Hackers Take $45 Million in Global ATM Theft

Published: 10 May 2013


Hackers stole $45 million in a matter of hours by exploiting the weaknesses of bank databases during a heist carried out across at least 27 countries, Time Magazine reported. Seven individuals were arrested in the United States, and law enforcement in at least 12 countries are still investigating.

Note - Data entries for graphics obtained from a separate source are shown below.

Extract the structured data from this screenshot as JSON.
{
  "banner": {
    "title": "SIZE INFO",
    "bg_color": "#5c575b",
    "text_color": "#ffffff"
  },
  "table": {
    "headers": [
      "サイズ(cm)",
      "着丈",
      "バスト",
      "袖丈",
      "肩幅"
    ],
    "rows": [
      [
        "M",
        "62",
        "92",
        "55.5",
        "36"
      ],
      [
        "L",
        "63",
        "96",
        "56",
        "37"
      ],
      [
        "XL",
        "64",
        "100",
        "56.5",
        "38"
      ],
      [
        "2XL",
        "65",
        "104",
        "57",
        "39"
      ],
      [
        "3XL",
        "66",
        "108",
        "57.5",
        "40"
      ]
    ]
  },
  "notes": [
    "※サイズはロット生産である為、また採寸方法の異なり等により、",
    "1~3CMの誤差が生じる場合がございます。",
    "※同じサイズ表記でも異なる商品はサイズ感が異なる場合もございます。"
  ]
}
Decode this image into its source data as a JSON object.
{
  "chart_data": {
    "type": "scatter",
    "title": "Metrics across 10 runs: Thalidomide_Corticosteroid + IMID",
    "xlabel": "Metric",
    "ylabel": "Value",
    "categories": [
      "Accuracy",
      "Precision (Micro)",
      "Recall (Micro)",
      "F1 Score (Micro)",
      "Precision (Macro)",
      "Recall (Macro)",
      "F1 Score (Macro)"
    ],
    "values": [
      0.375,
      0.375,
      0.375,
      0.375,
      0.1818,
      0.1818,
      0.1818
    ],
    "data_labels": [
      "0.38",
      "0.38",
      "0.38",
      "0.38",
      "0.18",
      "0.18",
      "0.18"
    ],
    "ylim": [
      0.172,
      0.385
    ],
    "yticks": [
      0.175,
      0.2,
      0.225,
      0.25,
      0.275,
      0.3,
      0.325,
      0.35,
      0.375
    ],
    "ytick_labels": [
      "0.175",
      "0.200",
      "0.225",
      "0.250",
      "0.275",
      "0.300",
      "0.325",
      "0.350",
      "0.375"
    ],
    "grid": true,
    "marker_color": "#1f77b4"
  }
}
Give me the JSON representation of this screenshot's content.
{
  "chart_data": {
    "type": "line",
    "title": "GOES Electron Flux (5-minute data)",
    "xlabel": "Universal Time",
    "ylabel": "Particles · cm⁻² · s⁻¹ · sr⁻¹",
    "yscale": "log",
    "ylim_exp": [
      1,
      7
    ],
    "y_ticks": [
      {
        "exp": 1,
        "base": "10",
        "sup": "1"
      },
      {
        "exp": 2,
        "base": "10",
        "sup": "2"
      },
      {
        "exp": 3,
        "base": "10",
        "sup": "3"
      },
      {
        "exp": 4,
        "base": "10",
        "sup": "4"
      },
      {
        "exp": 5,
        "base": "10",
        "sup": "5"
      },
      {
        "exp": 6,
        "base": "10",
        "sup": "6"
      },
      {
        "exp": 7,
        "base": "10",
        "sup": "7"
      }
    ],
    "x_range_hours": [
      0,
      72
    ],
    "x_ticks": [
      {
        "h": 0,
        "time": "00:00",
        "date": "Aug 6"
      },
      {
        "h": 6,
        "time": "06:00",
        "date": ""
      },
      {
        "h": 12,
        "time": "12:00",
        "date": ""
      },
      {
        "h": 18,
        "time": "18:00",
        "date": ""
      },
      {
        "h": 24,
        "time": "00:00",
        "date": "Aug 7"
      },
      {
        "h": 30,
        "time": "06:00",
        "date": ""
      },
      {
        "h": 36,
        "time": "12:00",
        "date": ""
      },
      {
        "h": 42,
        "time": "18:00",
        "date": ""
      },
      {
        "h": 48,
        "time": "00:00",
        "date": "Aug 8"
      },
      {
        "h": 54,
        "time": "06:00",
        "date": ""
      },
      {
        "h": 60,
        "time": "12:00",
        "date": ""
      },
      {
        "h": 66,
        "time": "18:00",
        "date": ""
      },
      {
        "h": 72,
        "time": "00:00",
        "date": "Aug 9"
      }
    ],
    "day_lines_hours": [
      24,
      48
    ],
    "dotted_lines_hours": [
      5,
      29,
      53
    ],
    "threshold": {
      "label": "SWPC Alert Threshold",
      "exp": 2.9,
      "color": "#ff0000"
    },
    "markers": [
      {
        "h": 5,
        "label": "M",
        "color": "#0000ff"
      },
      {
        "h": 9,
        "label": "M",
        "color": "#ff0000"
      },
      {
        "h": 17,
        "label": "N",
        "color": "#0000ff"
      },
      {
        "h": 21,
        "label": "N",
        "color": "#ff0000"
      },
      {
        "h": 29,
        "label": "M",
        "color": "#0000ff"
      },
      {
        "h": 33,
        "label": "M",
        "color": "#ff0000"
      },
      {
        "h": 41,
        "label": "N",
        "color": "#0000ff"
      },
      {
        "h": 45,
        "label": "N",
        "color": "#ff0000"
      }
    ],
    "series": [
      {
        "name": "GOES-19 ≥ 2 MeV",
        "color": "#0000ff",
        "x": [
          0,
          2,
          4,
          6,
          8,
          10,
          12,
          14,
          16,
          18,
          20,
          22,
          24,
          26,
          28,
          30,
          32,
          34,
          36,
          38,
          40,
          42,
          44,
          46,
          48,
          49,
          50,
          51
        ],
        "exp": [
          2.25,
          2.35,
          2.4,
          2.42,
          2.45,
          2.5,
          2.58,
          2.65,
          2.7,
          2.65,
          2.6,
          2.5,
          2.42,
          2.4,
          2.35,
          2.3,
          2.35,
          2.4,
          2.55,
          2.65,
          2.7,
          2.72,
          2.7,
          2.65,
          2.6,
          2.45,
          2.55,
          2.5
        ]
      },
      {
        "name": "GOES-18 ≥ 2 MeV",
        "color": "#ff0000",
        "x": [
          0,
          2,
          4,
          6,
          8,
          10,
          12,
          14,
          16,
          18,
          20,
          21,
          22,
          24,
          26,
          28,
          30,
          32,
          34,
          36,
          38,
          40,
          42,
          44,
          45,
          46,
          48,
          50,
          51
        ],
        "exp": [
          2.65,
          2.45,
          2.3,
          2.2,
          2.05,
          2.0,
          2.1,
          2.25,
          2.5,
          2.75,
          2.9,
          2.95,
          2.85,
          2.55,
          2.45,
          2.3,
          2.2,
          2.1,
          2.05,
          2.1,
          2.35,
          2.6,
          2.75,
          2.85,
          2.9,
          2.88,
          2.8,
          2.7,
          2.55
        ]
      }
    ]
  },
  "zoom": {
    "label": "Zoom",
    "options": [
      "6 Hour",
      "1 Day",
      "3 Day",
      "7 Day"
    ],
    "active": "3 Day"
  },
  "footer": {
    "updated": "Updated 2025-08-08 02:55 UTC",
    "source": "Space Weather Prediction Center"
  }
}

The hackers infiltrated banks’ prepaid debit card databases, eliminated withdrawal limits, and then uploaded required access data onto magnetic strips -- anything from an expired credit card or a hotel key card would suffice, Time reported. Groups then dispersed across the globe, accessed ATMs using the fraudulent debit cards, and withdrew massive amounts of cash. They stole $5 million in a few hours in December and $40 million in February. Once loaded up with the stolen cash, the thieves laundered the money through large purchases or sent it to their ringleaders.

A key security weakness that allowed the heist to occur is the antiquated system of magnetic strips used in the United States. The black strips of information found across the back of most American credit and debit cards are easily copied, erased and rewritten, if one has the requisite knowledge. Many countries have changed to more secure microchip-based card systems, but the influence of the US economy, and the apparent inertia towards a complete overhaul, means that magnetic strips are accepted in most locations across the globe, Time reported.

The seven arrested in New York were members of a local cell. The mastermind, as well as information on other cells, remains the subject of investigation. Those arrested in New York face charges of money laundering and conspiracy, and could be jailed for up to 10 years if convicted, Time reported.